W robocie podoba mi się wielofunkcyjny kubek, który spełnia swoje zadanie. Kubek myje, masuje, przedzdaja, osusza. Po doju ramię spryskuje końcówkę strzyków środkiem poudojowym. Jestem pod wrażeniem. Ostatnio kierownik skupu mleka Pan Władysław Ciołek pochwalił nas za niski poziom bakterii od 7 do 10 tys. Mamy też pierwsze miejsce pośród dostawców w mleczarni.
5 DeLaval: Co można było by usprawnić?
Do ekranu robota dodałbym funkcje z DelPro Companion, aby jeszcze łatwiej można było rejestrować zdarzenia.
6 DeLaval: Jakie plany na przyszłość?
Obecna cena mleka jest dobra i pozwala na rozwój. Mleczarnia w pandemii podwyższyła cenę. Świnie potaniały, drób również, zboże nigdy nie jest pewne, a mleko - jak mówią – najszybciej wyjdzie z kryzysu. Na chwilę obecną rozliczamy PROW. W planach jest zakup gospodarstwa w okolicy aby tam odchowywać cielęta lub znalezienie gospodarstwa, które chciałoby nam je odchowywać. Kolejnym krokiem będzie inwestycja w kolejne dwa roboty udojowe, aby doić kolejne 150 sztuk na drugiej stronie.

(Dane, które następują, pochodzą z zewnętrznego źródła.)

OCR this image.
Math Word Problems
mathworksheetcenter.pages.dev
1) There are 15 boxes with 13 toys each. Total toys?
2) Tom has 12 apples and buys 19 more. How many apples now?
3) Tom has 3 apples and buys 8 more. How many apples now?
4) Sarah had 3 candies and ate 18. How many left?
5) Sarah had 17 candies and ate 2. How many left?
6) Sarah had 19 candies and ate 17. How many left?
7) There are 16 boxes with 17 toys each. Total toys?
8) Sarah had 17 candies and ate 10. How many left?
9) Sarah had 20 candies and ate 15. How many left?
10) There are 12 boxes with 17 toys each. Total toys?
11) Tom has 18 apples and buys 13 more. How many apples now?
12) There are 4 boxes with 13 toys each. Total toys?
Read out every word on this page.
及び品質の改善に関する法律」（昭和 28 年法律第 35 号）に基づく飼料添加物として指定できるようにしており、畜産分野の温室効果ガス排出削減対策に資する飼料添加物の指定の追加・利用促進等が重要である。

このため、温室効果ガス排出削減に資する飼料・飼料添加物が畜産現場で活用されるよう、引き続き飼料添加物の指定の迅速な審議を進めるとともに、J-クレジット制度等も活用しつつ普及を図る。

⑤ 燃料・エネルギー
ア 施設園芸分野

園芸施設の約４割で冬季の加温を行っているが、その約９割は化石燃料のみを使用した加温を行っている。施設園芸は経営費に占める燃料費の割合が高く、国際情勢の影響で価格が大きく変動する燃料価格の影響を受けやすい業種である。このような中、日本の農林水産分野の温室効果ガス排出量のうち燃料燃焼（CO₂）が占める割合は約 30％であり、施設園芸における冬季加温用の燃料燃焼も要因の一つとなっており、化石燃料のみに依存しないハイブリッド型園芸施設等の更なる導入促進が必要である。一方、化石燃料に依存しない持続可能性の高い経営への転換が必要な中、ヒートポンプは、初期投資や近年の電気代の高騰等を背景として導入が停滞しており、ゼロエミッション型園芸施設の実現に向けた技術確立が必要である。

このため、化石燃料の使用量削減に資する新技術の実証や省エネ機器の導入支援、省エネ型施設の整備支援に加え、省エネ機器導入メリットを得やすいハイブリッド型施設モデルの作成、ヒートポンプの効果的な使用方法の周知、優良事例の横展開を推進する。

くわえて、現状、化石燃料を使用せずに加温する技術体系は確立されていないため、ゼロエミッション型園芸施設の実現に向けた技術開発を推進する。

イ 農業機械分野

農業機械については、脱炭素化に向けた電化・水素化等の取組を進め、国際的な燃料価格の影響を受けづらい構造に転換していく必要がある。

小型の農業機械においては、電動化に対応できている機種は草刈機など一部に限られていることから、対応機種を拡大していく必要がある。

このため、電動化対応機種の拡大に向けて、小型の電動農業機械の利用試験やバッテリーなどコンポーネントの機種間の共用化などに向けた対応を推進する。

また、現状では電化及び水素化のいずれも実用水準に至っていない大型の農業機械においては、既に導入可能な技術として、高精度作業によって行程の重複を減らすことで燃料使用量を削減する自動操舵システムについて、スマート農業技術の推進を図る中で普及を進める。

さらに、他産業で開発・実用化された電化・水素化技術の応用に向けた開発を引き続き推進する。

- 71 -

7 DeLaval: Jakie rady dla innych hodowców?
Ja powiedziałem, że za 10 do 15 lat tu wszyscy wokół będą doić na robotach. Z jednej strony nie będzie komu pracować. Z drugiej – to się opłaca. Nasze roboty doją 1 100 000 kg. Przy obecnej cenie dzieląc koszty i zyski 50/50 w ciągu jednego roku spłacają mi się roboty wraz z serwisem i eksploatacją. Jak się planuje rozłożenie tego na 15 lat – można spokojnie i dom wykończyć i pensje dzieciom płacić. Trzeba dobrze żyć, bo życie jest tylko jedno.